Art Institute ‘Plots’ new exhibit



Strangers practice the Tavistock method of social interaction and observation in Leigh Ledare’s film “The Task” showing at the Art Institute of Chicago, 111 S. Michigan Ave., Sept. 9–Dec. 31.

By Kendrah Villiesse

Thirty individuals sat in a circle in an empty room as a camera filmed, creating a social ecosystem that captured power structures and the complex patterns of stereotyping and identity.

That’s one component of  “Leigh Ledare: The Plot—Ruttenberg Contemporary Photography Series” showing at the Art Institute of Chicago, 111 S. Michigan Ave., Sept. 9–Dec. 31. The exhibit also includes a series of collages of various magazine articles that explored these interactions. 

“The Task,” a film directed by Ledare, shows social interactions between strangers in various situations throughout a conference. 

Buzz Ruttenberg, co-director of the David C. and Sarajean Ruttenberg Arts Foundation, sponsored Ledare with the Ruttenberg Prize—a prestigious photography award and fellowship. 

“[Ledare] is principally an artist who is exploring social interactions between people, what is within the norm and what is outside the norm,” Ruttenberg said. 

Inspired by social interactions, Ledare experimented with and adapted a British methodology called the Tavistock method.
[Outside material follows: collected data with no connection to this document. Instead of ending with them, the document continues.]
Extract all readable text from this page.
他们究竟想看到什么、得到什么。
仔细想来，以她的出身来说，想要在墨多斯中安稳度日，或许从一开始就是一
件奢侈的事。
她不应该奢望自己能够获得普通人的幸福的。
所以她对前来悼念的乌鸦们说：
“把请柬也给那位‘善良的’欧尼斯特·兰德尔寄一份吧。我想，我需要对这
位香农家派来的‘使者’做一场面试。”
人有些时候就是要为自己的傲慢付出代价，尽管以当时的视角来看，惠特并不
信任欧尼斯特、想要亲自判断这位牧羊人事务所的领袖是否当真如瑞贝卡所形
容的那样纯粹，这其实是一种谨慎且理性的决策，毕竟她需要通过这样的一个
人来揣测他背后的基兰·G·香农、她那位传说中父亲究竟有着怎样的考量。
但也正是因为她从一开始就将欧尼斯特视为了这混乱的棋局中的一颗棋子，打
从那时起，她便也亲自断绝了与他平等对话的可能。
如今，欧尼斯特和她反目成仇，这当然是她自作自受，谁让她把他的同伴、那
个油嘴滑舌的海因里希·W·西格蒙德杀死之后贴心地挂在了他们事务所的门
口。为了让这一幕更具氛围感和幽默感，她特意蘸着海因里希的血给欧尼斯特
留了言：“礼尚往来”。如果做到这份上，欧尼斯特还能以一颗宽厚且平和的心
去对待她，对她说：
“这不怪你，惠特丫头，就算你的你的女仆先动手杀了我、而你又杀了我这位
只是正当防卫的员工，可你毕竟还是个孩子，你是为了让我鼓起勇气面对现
The technique follows participants’ interactions in a group to help identify individual authority. Its purpose is to help develop roles for leadership. The method was created by The Tavistock Institute in London after World War I, when British soldiers were suffering from post-traumatic stress disorder, according to Mannie Sher, director of the Group Relations Program at the Tavistock Institute. 

Sher said the Tavistock method became known for its applications to mental health and social reconstruction issues after the war. 

“Its theory integrates the theories of psychoanalysis and its focus of unconscious dynamics and practical cognitive behavior—things you could actually see and measure,” Sher said. “But we take the view that attitude and behavior—whether of the individual, the group, the organization, the system or the environment—are motivated to a large extent by unconscious dynamics.” 

In her Film Noir class, Patricia Erens, adjunct professor at the School of the Art Institute of Chicago in the Department of Art History, teaches her students the different theories used in film. 

“I am trying to get the students to think about the artist that created the work, the characters that are up on the screen and how they relate to the screen based on their own emotional issues,” Erens said. 

Erens said Ledare’s interest in personal and social identity will pop out in his work because he is filming the interactions. 

“The interesting thing about the exhibit is that he is dealing with three different subjects: the artist creating the work, the subject who is, in a sense, being represented and then the viewer,” Erens said. “[He is] complicating it by filming all of this, so you have to think about [that].” 

Ledare’s decisions to use people in Chicago should encourage the public to visit and appreciate Ledare’s endeavors differently than they would a classical painting, according to Ruttenberg. The audience will have a better understanding because it shows people like themselves interacting the way the public interacts.

“I expect many people will be quite moved because this is the ultimate reality TV,” Ruttenberg said. “It’s not TV, but a reality show that has an hour and a half of filming. People’s relationships evolve in a group and the positives and negatives of a group dynamic. It is kind of like ‘Survivor’ of the Art Institute.”